As for Mr. Gilmore himself, a strong case can be made to support the claim of numerous veteran transatlantic pilots who say that he is the greatest airplane mechanic in the world today. A catalogue of Mr. Gilmore’s connections with the aircraft industry sounds something like history of aviation itself. His introduction to the industry was in 1917, when he worked at the manufacture of airplane engines at Belfast, Ireland. In 1931, at Balonne Airport in County Dublin, he actually built a small aircraft for himself and flew it around 300 hours. For some time he held the gliding record for Ireland. In 1933, having been for several years a civil engineer with the Irish Free State Army Air Force, he made the first parachute descent from an airplane in Ireland, that being, the first of fifteen jumps he made there. In that same year he joined Imperial Airways as an aircraft engineer on loan to the Railway Air Services in the British Isles at Rolandsway Airport, the Isle of Man and Poole. He was then posted to the Atlantic division of Imperial Airways at Montreal in connection with that airline's inauguration of its famous first Transatlantic Air Service. Since then, with the exception of an experimental flight to Arabia, he has been on this side of the Atlantic.

Gilmore

Joe Gilmore

Having returned to Imperial Airways at Montreal in 1939, in 1940 he transferred to Canadian Pacific’s Air Service department which was set up specifically for the delivery of bombers to the United Kingdom. Mr. Gilmore was that new organization's first employee, so that he was in at the very birth of the Atlantic ferrying of "bombers to Britain." Having once before visited Newfoundland, to organize the Imperial Airways base at Botwood, he, was transferred permanently to Gander in 1941 to organize and superintend a new aircraft maintenance department for the newly organized R.A.F. Ferry Command, now known as. R.A.F. Transport Command. Ever since his arrival at Gander, the servicing of every aircraft making the long hops has been his personal responsibility, so that thousands of planes of many types have passed through his hands. With this vast experience, plus eight Atlantic crossings of his own, it could safely be said that Chief Engineer Gilmore has unequalled qualifications in the handling of aircraft on the North Atlantic.

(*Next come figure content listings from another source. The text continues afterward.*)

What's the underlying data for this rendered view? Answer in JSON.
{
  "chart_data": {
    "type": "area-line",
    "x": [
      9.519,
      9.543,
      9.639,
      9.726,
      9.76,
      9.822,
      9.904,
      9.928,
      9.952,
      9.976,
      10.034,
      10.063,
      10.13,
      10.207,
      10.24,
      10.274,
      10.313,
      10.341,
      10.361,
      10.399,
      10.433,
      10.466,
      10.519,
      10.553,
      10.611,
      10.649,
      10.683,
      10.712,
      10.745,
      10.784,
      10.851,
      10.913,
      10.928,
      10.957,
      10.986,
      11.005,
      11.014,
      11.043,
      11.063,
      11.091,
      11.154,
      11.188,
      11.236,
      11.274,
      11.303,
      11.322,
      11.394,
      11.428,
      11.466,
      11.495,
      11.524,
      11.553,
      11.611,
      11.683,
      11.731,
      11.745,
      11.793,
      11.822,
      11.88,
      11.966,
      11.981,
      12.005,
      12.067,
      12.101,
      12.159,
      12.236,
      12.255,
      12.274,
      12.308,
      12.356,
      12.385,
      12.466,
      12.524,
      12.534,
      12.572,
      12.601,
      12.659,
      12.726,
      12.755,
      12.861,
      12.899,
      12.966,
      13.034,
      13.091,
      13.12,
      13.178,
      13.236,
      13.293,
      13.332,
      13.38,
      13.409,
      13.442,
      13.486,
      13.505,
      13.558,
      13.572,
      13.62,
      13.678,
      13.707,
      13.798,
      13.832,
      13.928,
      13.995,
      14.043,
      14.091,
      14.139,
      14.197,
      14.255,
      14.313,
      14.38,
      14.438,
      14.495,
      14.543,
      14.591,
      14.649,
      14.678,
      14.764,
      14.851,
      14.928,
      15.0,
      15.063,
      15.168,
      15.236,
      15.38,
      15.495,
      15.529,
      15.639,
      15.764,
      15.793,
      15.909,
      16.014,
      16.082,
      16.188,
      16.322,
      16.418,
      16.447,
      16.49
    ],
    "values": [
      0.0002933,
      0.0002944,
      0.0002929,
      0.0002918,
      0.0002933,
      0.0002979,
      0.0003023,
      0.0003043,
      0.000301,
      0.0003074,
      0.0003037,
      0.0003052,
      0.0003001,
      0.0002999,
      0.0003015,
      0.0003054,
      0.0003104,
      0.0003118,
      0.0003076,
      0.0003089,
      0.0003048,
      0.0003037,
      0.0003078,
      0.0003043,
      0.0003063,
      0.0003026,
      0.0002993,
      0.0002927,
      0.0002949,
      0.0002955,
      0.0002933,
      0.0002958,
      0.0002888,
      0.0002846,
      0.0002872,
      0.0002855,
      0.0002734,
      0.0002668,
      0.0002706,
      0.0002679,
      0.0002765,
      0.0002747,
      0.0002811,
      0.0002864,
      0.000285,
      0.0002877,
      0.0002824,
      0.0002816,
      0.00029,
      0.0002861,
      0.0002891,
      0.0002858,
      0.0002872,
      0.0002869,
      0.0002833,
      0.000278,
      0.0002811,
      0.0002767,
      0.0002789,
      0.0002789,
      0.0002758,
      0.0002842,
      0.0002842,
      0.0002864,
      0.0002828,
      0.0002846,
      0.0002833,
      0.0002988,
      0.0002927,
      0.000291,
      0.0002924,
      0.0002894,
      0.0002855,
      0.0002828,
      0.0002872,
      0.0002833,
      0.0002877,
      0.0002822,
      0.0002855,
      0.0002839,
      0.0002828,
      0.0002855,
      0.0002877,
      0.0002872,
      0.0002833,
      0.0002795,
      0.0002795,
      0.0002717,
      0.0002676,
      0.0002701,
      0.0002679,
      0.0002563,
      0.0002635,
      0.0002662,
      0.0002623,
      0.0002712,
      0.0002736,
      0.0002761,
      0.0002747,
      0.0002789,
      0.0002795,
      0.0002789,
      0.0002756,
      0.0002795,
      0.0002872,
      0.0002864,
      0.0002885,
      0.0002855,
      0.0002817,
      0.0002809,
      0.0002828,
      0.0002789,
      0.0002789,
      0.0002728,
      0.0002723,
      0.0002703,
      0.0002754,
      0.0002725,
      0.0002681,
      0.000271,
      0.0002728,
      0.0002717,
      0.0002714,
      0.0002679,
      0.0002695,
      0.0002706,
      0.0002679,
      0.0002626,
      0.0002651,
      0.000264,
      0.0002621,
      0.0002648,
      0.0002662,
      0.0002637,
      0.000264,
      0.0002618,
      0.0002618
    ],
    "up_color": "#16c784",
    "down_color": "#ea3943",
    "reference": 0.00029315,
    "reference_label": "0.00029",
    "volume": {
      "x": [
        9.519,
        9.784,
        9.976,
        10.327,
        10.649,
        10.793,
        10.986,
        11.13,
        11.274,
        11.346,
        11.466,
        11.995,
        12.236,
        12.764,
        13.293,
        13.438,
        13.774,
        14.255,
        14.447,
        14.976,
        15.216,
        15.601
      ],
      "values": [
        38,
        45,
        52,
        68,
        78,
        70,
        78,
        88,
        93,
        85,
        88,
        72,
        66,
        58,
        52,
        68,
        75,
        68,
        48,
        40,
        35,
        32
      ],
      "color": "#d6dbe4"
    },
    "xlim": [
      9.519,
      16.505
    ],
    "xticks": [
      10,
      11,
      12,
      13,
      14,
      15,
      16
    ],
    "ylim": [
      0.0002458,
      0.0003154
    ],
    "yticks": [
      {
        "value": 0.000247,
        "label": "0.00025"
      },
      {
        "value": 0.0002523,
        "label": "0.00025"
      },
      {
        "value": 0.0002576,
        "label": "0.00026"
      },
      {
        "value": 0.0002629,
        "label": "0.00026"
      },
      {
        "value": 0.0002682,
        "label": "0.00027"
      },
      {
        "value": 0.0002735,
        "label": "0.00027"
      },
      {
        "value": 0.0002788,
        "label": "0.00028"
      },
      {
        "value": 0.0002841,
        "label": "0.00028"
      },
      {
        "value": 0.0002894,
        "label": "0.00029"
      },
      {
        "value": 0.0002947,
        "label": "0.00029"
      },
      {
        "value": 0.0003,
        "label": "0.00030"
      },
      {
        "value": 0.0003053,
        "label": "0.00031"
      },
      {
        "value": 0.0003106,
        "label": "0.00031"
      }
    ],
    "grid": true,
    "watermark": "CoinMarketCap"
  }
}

Mr, Gilmore has a number of inventions to his credit and the first aircraft (Hudsons) to fly the Atlantic in wintertime were equipped by him with Carburettor de-icing. This feature is now standard in all types of aircraft and has proved invaluable in the conquest of icing hazards along the northern route. He is a member of; the Institute of Aeronautical Sciences of America and of the recently formed Society of Licensed Aircraft Engineers of Great Britain.

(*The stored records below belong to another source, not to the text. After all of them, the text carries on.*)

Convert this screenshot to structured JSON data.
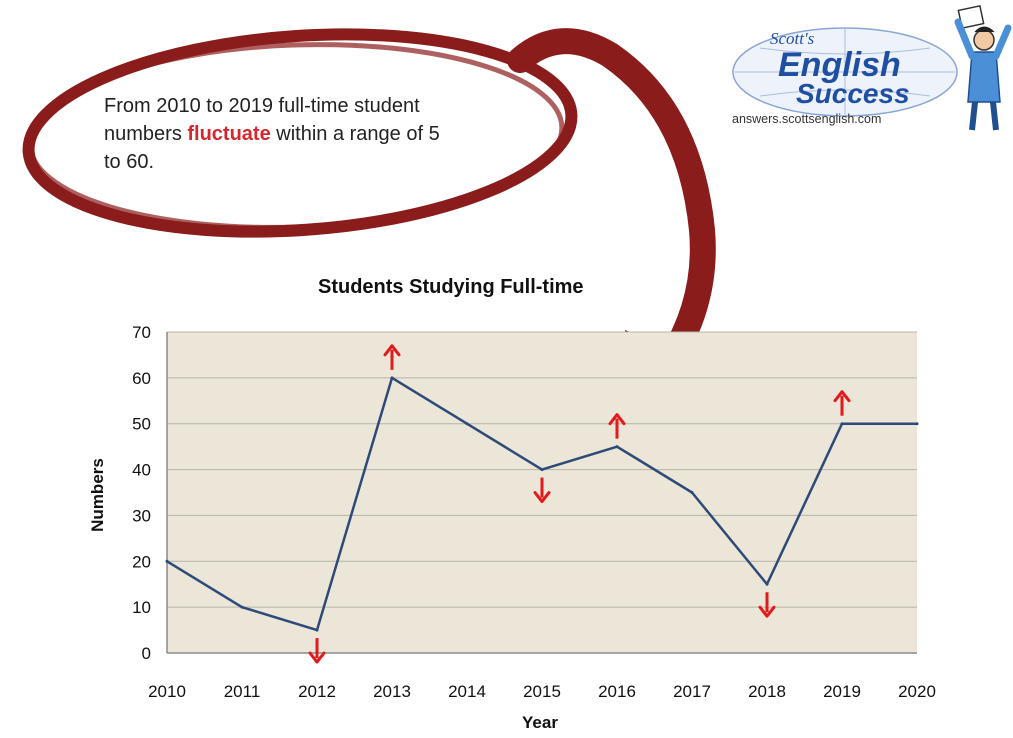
{
  "callout": {
    "line1": "From 2010 to 2019 full-time student",
    "line2_before": "numbers ",
    "line2_highlight": "fluctuate",
    "line2_after": " within a range of 5",
    "line3": "to 60."
  },
  "logo": {
    "script_text": "Scott's",
    "line1": "English",
    "line2": "Success",
    "url": "answers.scottsenglish.com"
  },
  "colors": {
    "callout_arrow": "#8b1c1c",
    "highlight": "#d9262c",
    "plot_background": "#ebe6d8",
    "series_line": "#2d4a78",
    "markers": "#e31a1c",
    "logo_blue": "#1f4fa3"
  },
  "chart_data": {
    "type": "line",
    "title": "Students Studying Full-time",
    "xlabel": "Year",
    "ylabel": "Numbers",
    "x": [
      2010,
      2011,
      2012,
      2013,
      2014,
      2015,
      2016,
      2017,
      2018,
      2019,
      2020
    ],
    "values": [
      20,
      10,
      5,
      60,
      50,
      40,
      45,
      35,
      15,
      50,
      50
    ],
    "ylim": [
      0,
      70
    ],
    "yticks": [
      0,
      10,
      20,
      30,
      40,
      50,
      60,
      70
    ],
    "grid": true,
    "legend": "none",
    "annotations": [
      {
        "x": 2012,
        "direction": "down"
      },
      {
        "x": 2013,
        "direction": "up"
      },
      {
        "x": 2015,
        "direction": "down"
      },
      {
        "x": 2016,
        "direction": "up"
      },
      {
        "x": 2018,
        "direction": "down"
      },
      {
        "x": 2019,
        "direction": "up"
      }
    ]
  }
}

Mr. Gilmore is proud of the fact that he has with him in his department two real veterans of local Newfoundland aviation, in the persons of Mr. Angus J. Steele and Mr. William Manuel. Angus Steele, a native of St. John's, entered local aviation in 1934 as airplane mechanic apprentice with captain Doug Fraser on the small Curtis-Robin high-wing mono-plane used for commercial flying. That same year, the Newfoundland government having imported two Fox Moths, VO-ADE and VO-ABC, he transferred with Captain Fraser to the government service, and continued with that service until it closed out, whereupon he joined the C.P.R. Atlantic Ferry service at Gander in 1940. He continued with them and R.A.F. Ferry Command and is with Transport Command to this day. Since entering aviation Mr. Steele has logged over 1000 hours of flying in Newfoundland. He is the first Newfoundlander to receive a grounds engineer's license. Mr. Manuel, a native of Norris Arm, lately recruited by RAFTC at Gander, first entered the industry at his native home and had some years at it.